French Budget Minister Gérald Darmanin unveiled on Sunday a plan to extend the use of social media in the fight against tax evasion as early as 2019, a policy that is already used successfully in the UK. The goal of the experimental plan will be to identify discrepancies between a citizen's declared revenue and the lifestyle they share on social media.
“(The fiscal administration) will be able to see that if you have numerous pictures of yourself with a luxury car while you don’t have the means to own one, then maybe your cousin or your girlfriend has lent it to you, or maybe not,” Darmanin told French business TV show Capital.
Tax evasion cost the French government an estimated €80 billion to €100 billion in 2017, up from €60 to 80 billion in 2013, according to Solidaires Finances Publiques, the largest union representing France’s tax authorities.
The measure is part of a new French law passed in October that grants authorities greater freedom to use online data to crackdown on fiscal fraud. The legislation also requires “sharing economy” platforms, such as Airbnb or Uber, to provide tax authorities with their users’ earnings, and includes a provision that allows for information to be more easily shared between administrative services for data mining purposes.
Similar initiatives in countries such as the United Kingdom have been met with success. In 2008, Her Majesty’s Revenue and Customs (HMRC) launched a computer system known as Connect, which enables tax authorities to collect, analyse and store massive amounts of personal and commercial data that can be cross-referenced with taxpayers’ declared income to identify cases of potential fraud. Since its introduction, Connect has generated £3 billion in additional tax revenue.
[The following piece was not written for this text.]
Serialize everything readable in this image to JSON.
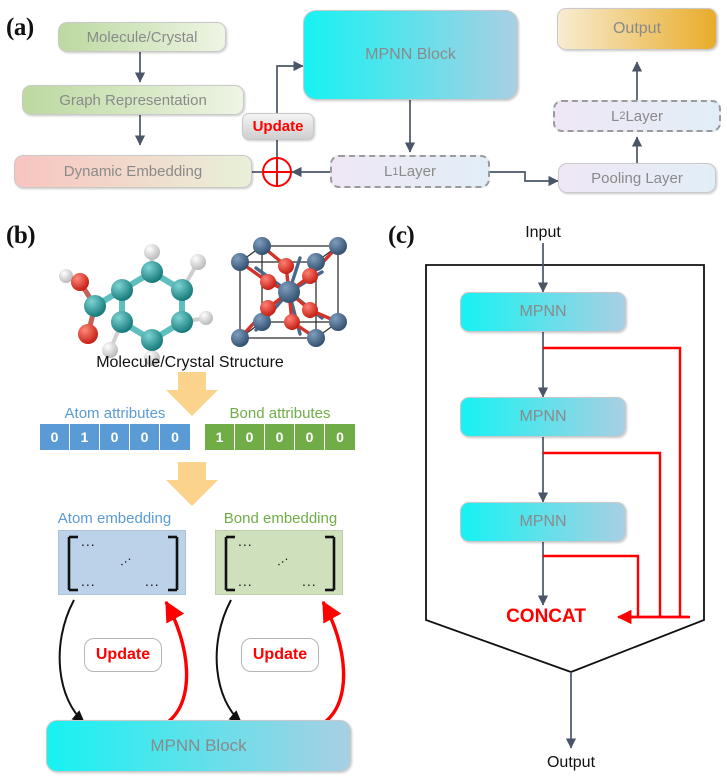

Satellite imagery can also be used.
Social media, such as Facebook, Twitter, Instagram and LinkedIn have also provided HMRC with a trove of information. The tax authority has even been known to use satellite imagery captured by Google Earth to flag expensive building renovations
The system, however, has its flaws: because authorities are restricted to viewing public social media profiles, nothing can be watched if users make their accounts private. Also at stake is the issue of how accurately can people's life be reflected by posts on social media.
“In reality, there’s burden of proof. When it comes to the Internet, (French) jurisprudence is pretty restrictive,” Antoine Colonna D’Istria, an associate at the Paris offices of the global law firm Norton Rose Fulbright, explained.
“Judges are more reticent to admit evidence that comes directly from the Internet. (Social media) users can fantasize, and a photo can be re-touched using software.”
Still, Darmanin hopes that trawling social media accounts will help crack down on growing fiscal fraud in France.